February 7, 2008

Dim Sum: Esther Belin

I did get a chance to read both articles in the Chicago Review but was not able to read the original Ashton article that spurred the conversation. Interestingly, as I read both articles I agreed with sections of each. At times, I felt the response was more of an inquiry about each author’s intent. In that sense, the conversation has furthered the dialogue around the disparity between men and women writers and teachers of writing. I agree with Ashton when she expresses regret in not making her “point more baldly” ("The Numbers Trouble with 'Numbers Trouble'”). Spahr and Young’s “Numbers Trouble” was obviously a misreading from Ashton’s point of view. And it very well may have been misread and easily disregarded but as pointed out by Spahr and Young it is Ashton’s tone for “dismissal of female community [that] parallels a larger cultural dismissal of feminism” that draws further investigation.

A misreading such as this has the potential to be quite damning and I am thankful Spahr and Young chose to address it. Ashton’s overall tone in her response burbles in curtness. Never once did I sense camaraderie with Spahr and Young as colleagues seeking fresh knowledge. Yet Spahr and Young’s inquiry splashed in the puddle of playfulness. I did appreciate their accessible language. As a working poet (I work primarily with tribal communities struggling with the English and/or written language) I am very conscious of who is actually invited to join in the conversation based on accessible style and tone of the author. Ashton was not readily accessible and a bit confusing which may account for her feelings of being misread. Then I begin to question her intended audience and motive. Is she a comrade in arms or does she play to follow her own definition of innovation?

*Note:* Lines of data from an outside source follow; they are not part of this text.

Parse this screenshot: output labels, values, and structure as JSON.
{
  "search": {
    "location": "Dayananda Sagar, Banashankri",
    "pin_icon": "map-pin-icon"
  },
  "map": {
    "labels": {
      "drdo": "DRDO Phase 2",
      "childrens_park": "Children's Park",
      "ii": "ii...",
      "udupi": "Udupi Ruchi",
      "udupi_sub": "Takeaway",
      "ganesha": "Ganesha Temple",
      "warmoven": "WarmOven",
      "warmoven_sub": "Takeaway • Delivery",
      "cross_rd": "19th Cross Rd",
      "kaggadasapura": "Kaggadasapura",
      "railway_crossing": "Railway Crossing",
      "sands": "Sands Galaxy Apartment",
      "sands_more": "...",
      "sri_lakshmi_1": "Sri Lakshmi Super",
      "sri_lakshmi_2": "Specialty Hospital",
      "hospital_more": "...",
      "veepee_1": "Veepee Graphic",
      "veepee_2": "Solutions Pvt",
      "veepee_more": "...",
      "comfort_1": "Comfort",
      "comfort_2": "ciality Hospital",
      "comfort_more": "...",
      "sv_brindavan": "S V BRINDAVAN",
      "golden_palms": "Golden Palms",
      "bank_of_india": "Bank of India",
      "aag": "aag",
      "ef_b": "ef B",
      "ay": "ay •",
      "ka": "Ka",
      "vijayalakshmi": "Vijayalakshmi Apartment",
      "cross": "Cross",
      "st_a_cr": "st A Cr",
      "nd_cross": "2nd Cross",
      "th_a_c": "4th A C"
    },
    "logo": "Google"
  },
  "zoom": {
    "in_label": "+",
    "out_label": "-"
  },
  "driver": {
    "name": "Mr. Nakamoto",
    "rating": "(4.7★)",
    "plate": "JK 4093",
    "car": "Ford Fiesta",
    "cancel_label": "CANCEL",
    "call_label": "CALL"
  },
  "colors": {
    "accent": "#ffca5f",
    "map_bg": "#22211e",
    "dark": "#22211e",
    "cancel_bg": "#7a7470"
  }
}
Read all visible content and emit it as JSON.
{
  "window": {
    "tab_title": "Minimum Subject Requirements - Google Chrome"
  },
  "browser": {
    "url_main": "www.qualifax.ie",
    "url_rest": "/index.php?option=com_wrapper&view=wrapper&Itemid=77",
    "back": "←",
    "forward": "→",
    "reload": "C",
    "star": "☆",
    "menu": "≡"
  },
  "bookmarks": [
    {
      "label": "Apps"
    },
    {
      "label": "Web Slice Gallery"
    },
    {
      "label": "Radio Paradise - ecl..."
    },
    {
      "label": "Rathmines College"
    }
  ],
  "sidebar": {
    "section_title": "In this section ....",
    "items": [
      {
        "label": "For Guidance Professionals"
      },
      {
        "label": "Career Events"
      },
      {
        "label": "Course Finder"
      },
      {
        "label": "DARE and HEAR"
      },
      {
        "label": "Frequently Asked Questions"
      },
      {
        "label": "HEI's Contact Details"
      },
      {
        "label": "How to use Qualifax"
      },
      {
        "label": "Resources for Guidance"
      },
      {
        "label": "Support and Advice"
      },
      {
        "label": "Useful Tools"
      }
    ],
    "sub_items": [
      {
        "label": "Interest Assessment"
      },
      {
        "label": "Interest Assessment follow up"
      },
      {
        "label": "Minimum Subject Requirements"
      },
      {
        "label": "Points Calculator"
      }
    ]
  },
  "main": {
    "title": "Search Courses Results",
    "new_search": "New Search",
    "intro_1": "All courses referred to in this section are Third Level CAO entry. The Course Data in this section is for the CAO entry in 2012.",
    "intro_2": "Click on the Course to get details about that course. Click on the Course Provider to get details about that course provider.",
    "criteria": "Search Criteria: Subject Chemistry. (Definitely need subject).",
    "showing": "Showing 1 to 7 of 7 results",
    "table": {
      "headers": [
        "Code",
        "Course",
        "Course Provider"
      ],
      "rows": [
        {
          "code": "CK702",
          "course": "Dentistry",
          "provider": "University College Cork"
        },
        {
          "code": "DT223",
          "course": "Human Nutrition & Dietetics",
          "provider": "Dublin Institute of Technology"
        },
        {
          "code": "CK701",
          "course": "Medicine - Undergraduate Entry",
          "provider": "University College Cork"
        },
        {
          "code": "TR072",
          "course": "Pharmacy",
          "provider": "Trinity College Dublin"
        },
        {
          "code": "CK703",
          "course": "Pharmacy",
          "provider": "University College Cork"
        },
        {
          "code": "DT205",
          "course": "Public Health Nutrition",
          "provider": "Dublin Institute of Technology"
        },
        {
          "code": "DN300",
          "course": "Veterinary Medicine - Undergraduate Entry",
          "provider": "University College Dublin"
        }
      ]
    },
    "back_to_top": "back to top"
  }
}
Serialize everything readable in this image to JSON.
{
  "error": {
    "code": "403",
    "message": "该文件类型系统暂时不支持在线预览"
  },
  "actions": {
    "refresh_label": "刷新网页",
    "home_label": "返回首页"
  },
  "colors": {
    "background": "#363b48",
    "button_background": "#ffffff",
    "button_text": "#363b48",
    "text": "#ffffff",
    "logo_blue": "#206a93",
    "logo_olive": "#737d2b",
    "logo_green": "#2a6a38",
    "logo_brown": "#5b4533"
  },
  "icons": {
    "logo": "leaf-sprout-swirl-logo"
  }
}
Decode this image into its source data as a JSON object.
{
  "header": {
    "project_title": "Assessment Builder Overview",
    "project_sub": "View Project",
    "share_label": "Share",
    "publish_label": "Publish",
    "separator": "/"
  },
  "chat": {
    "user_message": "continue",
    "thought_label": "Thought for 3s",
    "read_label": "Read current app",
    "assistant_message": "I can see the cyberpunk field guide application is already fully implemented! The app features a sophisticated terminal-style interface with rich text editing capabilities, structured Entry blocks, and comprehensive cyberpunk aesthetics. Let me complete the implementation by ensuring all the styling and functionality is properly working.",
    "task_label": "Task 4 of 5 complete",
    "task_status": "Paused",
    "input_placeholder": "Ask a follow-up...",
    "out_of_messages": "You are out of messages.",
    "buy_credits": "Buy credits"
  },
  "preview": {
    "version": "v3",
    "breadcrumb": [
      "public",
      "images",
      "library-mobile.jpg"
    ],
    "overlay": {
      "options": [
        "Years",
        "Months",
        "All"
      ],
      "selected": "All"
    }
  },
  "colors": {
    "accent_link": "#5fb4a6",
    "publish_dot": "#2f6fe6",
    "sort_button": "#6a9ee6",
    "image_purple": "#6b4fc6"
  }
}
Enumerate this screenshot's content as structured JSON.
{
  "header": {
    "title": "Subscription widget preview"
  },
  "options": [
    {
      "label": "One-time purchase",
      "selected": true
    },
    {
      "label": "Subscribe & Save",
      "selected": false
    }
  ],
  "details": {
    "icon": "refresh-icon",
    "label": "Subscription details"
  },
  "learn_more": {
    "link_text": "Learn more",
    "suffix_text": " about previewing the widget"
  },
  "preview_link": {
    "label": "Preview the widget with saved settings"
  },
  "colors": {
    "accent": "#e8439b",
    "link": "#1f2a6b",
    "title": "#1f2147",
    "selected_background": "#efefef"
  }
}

Both articles and outside conversations I read on blogs have led me to believe there is an innate trouble when tallying numbers and applying it to humanity. I often wonder if that is an essential complication with using the amalgamated English language. It reminds me of the No Child Left Behind movement. In the end, it is all a numbers game. Yet all the students that are deemed equally proficient are definitely not equal. Does are our movement subvert us to a social Darwinism? And are we prepared for the results?